The average food rationing for one person were as follows. The quantities are per week unless otherwise stated.
|Item||Maximum level||Minimum level||Rations (April 1945)|
|Bacon and Ham||8 oz (227 g)||4 oz (113 g)||4 oz (113 g)|
|Sugar||16 oz (454 g)||8 oz (227 g)||8 oz (227 g)|
|Loose Tea||4 oz (113 g)||2 oz (57 g)||2 oz (57 g)|
|Cheese||8 oz (227 g)||1 oz (28 g)||2 oz (57 g)Vegetarians were allowed an extra 3 oz (85 g) cheese|
|Preserves||1 lb (0.45 kg) per month
2 lb (0.91 kg) marmalade
|8 oz (227 g) per month||2 lb (0.91 kg) marmalade
or 1 lb (0.45 kg) preserve
or 1 lb (0.45 kg) sugar
|Butter||8 oz (227 g)||2 oz (57 g)||2 oz (57 g)|
|Margarine||12 oz (340 g)||4 oz (113 g)||4 oz (113 g)|
|Lard||3 oz (85 g)||2 oz (57 g)||2 oz (57 g)|
|Candy||16 oz (454 g) per month||8 oz (227 g) per month||12 oz (340 g) per month|
1 egg per week or 1 packet (makes 12 “eggs”) of egg powder per month (vegetarians were allowed two eggs)
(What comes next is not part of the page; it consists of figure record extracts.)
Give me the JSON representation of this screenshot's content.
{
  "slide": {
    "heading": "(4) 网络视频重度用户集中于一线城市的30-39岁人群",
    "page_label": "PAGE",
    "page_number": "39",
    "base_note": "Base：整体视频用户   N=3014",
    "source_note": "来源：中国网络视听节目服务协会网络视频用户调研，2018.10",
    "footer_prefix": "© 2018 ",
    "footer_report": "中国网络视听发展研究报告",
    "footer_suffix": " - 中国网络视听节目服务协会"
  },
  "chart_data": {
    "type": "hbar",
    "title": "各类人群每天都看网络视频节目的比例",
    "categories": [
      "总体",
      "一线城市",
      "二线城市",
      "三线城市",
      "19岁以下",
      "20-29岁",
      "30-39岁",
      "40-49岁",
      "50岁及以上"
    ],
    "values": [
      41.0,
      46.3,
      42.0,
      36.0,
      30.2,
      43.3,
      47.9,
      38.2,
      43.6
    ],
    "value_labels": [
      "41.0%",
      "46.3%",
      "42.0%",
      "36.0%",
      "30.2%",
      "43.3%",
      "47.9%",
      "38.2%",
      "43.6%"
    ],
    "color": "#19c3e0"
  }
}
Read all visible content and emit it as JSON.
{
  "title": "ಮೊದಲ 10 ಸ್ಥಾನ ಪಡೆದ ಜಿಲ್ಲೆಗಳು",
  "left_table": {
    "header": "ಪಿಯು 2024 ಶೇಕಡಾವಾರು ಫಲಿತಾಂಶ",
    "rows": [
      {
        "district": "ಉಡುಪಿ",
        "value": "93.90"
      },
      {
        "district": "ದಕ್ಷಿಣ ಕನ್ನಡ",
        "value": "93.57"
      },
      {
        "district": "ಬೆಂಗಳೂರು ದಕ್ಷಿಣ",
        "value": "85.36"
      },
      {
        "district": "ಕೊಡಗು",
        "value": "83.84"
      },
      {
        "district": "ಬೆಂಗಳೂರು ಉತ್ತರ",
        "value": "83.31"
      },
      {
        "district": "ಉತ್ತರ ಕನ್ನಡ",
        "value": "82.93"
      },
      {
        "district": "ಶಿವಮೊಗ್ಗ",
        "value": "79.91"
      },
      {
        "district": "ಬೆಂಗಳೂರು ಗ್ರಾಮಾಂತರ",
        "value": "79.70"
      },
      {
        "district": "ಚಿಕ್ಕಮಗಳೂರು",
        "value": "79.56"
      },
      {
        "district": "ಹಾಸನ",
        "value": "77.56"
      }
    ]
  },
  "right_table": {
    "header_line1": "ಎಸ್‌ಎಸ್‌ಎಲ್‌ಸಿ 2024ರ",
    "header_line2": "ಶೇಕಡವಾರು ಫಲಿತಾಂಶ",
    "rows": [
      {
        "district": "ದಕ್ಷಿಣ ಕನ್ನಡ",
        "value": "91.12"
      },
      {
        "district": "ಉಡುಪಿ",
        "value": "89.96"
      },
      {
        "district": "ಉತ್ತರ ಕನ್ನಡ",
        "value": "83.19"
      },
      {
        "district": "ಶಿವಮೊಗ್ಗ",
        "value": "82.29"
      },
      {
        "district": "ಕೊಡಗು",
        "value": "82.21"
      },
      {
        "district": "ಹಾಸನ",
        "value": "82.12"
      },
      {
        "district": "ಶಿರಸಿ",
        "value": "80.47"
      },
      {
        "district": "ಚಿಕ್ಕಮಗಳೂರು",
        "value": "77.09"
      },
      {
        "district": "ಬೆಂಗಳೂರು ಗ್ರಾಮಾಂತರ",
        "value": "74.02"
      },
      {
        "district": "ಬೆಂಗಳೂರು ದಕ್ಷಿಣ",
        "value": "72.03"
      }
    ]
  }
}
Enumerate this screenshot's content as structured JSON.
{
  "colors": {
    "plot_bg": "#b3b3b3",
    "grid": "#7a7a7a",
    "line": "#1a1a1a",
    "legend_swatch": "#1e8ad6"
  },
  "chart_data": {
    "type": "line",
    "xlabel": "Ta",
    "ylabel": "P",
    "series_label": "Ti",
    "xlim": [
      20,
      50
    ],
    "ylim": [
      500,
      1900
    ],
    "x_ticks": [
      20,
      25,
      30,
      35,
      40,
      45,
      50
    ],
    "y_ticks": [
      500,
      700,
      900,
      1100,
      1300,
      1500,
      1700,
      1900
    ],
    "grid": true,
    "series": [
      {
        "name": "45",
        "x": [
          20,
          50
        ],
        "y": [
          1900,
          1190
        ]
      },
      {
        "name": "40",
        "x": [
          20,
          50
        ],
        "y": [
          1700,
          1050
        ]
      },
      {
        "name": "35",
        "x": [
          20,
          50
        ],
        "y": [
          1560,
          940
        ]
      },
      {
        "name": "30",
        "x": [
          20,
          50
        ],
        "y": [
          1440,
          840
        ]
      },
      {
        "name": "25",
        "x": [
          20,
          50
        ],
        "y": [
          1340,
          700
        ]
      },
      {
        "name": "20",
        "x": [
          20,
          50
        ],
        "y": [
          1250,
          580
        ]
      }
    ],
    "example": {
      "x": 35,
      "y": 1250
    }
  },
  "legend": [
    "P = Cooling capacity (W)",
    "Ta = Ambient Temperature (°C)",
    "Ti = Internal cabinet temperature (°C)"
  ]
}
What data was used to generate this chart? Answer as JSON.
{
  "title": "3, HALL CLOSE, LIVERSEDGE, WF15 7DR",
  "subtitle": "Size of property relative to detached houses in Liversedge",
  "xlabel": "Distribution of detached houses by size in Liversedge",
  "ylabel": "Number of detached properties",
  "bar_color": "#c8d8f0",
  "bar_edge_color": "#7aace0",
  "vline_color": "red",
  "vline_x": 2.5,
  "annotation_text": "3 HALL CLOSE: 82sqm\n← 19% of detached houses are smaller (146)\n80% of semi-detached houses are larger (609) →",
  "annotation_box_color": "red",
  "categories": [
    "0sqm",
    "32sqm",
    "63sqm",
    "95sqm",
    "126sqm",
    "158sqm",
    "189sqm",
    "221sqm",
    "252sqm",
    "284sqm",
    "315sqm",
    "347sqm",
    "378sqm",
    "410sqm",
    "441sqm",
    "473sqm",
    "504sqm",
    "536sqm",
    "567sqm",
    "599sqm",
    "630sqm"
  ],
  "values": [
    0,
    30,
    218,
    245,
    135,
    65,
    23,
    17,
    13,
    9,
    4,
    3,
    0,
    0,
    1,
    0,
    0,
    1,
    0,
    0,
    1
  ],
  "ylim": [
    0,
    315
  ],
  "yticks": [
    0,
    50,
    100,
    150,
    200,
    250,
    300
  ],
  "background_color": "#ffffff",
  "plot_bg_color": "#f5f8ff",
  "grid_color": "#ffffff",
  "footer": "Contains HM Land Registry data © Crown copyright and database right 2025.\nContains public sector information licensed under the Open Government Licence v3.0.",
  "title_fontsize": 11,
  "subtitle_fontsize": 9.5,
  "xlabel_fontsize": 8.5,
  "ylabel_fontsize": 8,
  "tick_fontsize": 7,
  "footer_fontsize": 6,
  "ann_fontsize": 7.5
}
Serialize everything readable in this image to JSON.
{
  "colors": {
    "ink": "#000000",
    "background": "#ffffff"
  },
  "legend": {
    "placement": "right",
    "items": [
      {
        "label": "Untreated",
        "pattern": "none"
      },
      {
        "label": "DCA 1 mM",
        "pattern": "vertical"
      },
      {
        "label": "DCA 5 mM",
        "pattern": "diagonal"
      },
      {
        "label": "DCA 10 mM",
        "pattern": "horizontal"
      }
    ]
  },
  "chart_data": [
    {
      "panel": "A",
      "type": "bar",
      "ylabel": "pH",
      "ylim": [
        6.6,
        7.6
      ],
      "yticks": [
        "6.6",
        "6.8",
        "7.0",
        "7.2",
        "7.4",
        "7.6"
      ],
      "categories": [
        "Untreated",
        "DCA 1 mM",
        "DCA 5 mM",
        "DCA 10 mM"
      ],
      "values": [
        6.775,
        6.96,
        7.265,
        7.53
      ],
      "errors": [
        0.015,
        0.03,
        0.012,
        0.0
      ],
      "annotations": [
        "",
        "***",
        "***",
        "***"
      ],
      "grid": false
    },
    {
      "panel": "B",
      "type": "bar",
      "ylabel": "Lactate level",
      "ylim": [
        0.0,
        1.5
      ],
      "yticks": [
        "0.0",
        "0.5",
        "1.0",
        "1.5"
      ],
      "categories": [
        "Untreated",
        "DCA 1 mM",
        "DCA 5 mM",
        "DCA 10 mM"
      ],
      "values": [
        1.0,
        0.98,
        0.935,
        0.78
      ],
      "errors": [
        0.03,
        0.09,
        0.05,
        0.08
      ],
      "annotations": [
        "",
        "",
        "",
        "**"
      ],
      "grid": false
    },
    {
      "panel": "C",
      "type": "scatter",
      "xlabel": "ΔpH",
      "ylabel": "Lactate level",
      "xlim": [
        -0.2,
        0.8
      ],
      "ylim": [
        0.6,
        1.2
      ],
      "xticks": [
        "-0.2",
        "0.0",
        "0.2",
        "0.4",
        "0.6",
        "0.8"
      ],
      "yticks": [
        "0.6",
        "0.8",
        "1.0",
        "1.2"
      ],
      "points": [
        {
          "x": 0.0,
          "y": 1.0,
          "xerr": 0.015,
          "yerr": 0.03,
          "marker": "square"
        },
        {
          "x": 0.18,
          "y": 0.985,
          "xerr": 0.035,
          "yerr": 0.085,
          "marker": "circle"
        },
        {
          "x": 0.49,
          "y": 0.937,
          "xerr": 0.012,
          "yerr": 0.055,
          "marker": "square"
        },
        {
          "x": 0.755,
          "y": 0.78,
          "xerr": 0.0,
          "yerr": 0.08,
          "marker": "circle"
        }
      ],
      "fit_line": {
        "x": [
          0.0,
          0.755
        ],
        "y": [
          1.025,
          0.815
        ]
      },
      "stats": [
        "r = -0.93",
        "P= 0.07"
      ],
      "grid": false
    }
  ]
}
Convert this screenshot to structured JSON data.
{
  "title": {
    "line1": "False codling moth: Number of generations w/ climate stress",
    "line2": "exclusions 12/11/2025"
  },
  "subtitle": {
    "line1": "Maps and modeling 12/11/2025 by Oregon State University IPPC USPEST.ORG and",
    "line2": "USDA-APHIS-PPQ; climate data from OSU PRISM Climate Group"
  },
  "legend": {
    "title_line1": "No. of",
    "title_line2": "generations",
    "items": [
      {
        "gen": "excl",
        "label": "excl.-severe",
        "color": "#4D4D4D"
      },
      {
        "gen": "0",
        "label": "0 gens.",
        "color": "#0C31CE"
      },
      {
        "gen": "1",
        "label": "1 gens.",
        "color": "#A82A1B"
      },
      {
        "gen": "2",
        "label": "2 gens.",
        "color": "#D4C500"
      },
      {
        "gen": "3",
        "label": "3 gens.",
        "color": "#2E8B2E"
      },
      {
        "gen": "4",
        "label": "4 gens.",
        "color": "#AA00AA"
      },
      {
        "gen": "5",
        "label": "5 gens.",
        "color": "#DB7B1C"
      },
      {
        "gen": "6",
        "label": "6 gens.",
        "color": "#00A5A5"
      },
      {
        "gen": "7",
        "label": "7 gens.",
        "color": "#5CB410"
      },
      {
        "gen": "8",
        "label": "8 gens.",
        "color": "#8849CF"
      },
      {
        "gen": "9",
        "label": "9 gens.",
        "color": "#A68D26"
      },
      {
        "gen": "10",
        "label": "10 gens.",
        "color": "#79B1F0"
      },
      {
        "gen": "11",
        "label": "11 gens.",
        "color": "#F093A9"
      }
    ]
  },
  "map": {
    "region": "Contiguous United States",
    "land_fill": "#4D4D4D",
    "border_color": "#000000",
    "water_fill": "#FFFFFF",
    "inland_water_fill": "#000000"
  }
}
Arrangements were made for vegetarians so that their rations of meat were substituted by other goods.
Milk was supplied at three imperial pints (a little larger than a US pint) each week for expectant mothers and children under five. Each consumer got one tin of milk powder (equal to 8 imperial pints every 8 weeks.
There were no ration restrictions on fruit, potatoes, fish, or vegetables. Most types of fruit and vegetables were hard to find, especially onions. Most fruits and vegetables that were available were locally in England grown, because shipping was limited. This greatly limited the types of fruit that you could get. Bread was not rationed, but no white flour was available. The “national loaf” of wholemeal bread replaced the ordinary white variety, to the distaste of most housewives who found it mushy, grey and easy to blame for digestion problems. People were encouraged to dig up their lawns and flower beds to create “victory gardens”, and grow their own vegetables.
Any left over fat or drippings from cooking the meat was spread on bread like butter. Nothing was wasted. My grandfather always had a large garden and because of it they got by well. Even so I can remember my mother crying in 1947 when she arrived in Canada and saw all the meat for sale.
The good effect of food rationing was that by the end of the war the poor people of Britain had never been so healthy!